According to statistics, Sabin said income tax collected from expatriates showed a consistent increase – RM201.31 million was collected last year compared to RM201.27 million and RM144.36 million collected for 2015 and 2014 respectively.
On the MyEXPAT system, he said the system – formerly known as the FORIN system developed for internal use in IRD – would use the information obtained from Immigration Department to monitor tax matters relating to expatriates in Malaysia.
This included a review of the issuance of the letter on the Settlement of Tax and ledger review over scheduled tax deductions.
The MyEXPAT system would be used in all IRD branches nationwide from July 1 to ensure the entry of expatriates to Malaysia met with the stipulated conditions – including paying required Malaysian income tax, he said.
Immigration director general Datuk Mustafar Ali said the department and IRD co-operation was sealed through a Memorandum of Understanding relating to the Information Sharing Cooperation Pertaining to Expatriates in Malaysia – signed on 19 June 2014.

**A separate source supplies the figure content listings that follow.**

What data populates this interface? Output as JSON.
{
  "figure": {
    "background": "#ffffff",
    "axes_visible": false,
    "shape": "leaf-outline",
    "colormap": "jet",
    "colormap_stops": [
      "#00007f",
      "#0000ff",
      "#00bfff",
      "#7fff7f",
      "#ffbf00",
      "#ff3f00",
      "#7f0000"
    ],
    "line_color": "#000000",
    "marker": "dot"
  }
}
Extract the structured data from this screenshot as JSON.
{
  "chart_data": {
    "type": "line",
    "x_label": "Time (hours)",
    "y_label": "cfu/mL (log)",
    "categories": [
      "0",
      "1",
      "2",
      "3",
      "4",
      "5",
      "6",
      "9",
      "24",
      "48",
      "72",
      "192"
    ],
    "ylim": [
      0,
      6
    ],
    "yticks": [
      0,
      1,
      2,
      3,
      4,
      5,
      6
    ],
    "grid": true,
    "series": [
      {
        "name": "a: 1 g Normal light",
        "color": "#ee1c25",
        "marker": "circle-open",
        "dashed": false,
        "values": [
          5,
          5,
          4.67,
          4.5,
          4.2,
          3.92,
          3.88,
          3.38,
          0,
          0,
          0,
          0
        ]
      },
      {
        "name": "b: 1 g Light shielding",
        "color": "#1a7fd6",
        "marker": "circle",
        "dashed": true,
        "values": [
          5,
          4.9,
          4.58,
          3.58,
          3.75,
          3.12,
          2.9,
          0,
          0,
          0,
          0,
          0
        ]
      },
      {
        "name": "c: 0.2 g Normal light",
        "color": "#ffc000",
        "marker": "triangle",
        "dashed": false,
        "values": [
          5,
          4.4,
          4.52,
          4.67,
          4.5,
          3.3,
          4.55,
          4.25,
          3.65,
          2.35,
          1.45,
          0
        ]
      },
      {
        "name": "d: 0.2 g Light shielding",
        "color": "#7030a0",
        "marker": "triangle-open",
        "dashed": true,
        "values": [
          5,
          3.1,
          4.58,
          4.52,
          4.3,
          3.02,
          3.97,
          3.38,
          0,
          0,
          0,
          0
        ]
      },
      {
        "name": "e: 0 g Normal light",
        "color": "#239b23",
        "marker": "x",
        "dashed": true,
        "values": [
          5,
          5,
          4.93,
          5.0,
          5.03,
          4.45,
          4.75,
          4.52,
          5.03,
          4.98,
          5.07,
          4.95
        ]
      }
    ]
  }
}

This dealt with the issue of taxation of expatriates who work in Malaysia for a specified period using the Study Pass or Professional Visit Pass,
He said immigration statistics showed 12,415 companies had registered with ESD from April 2014 until May, and of that number, as many as 134.113 people had obtained working passes and professional visit passes – applied through the ESD system.
Mustafar said the top five sectors preferred by expatriates in Malaysia were construction and manufacturing (each 22%), services (14%), oil, gas and energy (11%) and education (8%).